Но наличие этих периодов совсем не означает, что надо бросать одну семью и бегом заводить другую. Влюбленности проходят, а семья остается. Я, например, всегда умела обращать их на пользу себе и своей семье. У меня, когда я тайно симпатизировала кому-то другому, появлялось желание больше нравиться своему мужу. Я становилась энергичней, привлекательней, веселей. Чувство влюбленности возникало не по моей воле, спонтанно, но я не позволяла ему выходить из берегов, направляла его, корректировала…. – Это Жанна тихонько шептала Ане свои секреты «бытия». – А может, биология тут не причем? Все мы не идеальны, вот и ищем в ком-то другом то, чего не хватает в любимом человеке. Естественно, что найдя схожего, симпатизируем ему, может быть, даже немного влюбляемся, но любовь тут не причем. И мчаться сломя голову на диван к этому человеку по первому его зову или разбивать его и свою семью, считаю великой глупостью.
Я, лично, в таких случаях воображаю, что, обожая кого-то, читаю интересный роман, где я главная героиня и не более того.
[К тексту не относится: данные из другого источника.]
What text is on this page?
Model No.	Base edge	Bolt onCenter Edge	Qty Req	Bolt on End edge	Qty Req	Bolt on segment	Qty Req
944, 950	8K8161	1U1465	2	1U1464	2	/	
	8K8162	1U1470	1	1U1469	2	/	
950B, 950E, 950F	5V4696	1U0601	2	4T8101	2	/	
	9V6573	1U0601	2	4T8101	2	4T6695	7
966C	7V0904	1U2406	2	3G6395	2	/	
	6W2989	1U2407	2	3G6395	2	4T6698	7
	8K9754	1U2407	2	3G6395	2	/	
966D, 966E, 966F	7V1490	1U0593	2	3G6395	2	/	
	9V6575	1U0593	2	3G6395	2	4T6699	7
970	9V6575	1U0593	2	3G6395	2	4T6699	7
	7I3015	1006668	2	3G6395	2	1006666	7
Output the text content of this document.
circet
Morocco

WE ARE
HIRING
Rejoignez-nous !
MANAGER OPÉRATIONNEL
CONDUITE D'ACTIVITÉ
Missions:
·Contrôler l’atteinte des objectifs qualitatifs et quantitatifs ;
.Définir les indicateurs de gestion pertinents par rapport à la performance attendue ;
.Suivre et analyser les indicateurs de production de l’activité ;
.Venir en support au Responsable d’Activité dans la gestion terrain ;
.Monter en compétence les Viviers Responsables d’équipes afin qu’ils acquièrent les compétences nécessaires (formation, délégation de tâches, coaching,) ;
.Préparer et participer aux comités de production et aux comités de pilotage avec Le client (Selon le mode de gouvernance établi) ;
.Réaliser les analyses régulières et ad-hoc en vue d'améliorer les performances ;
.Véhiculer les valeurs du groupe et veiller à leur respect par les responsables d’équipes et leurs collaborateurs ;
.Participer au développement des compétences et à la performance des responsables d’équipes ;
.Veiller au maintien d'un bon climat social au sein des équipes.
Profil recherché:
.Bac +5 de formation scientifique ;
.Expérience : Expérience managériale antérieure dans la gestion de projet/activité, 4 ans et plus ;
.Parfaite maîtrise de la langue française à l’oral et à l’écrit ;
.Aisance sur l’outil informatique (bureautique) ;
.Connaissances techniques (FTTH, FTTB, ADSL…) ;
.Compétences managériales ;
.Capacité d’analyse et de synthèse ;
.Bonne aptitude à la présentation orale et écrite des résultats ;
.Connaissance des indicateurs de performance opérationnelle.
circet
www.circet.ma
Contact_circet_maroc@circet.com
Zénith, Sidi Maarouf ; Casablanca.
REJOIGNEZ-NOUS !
Я страдаю, переживаю, мучаюсь, но никогда не действую. Иногда довольно долго болею этой странной болезнью, но побеждаю ее. Это безобидно и полезно.
– А главное – детей от этого не бывает. – Вездесущая Инна и тут сумела услышать и вставить свое словцо. – После нескольких неудачных браков я презираю мужчин в основной их массе. Все зло от их похоти, распущенности и лени: проституция, педофилия, наркотики, алкоголь, несчастные судьбы наивных девушек, слезы брошенных детей. Если бы у меня была дочь или внучка, я бы ей сказала: «Не верь мужчинам, завлекай их, издевайся над ними и, не подпуская к себе, бросай», – энергично откликнулась она на «секретные» слова Жанны.
– Вот и я вплотную подошла к разгадке твоего феномена. Теперь я знаю, почему Бог не дал тебе ни дочек, ни внучек, только племянников помогаешь растить,– рассмеялась Жанна и тут же прикусила язык, испугавшись, что обидела Инну.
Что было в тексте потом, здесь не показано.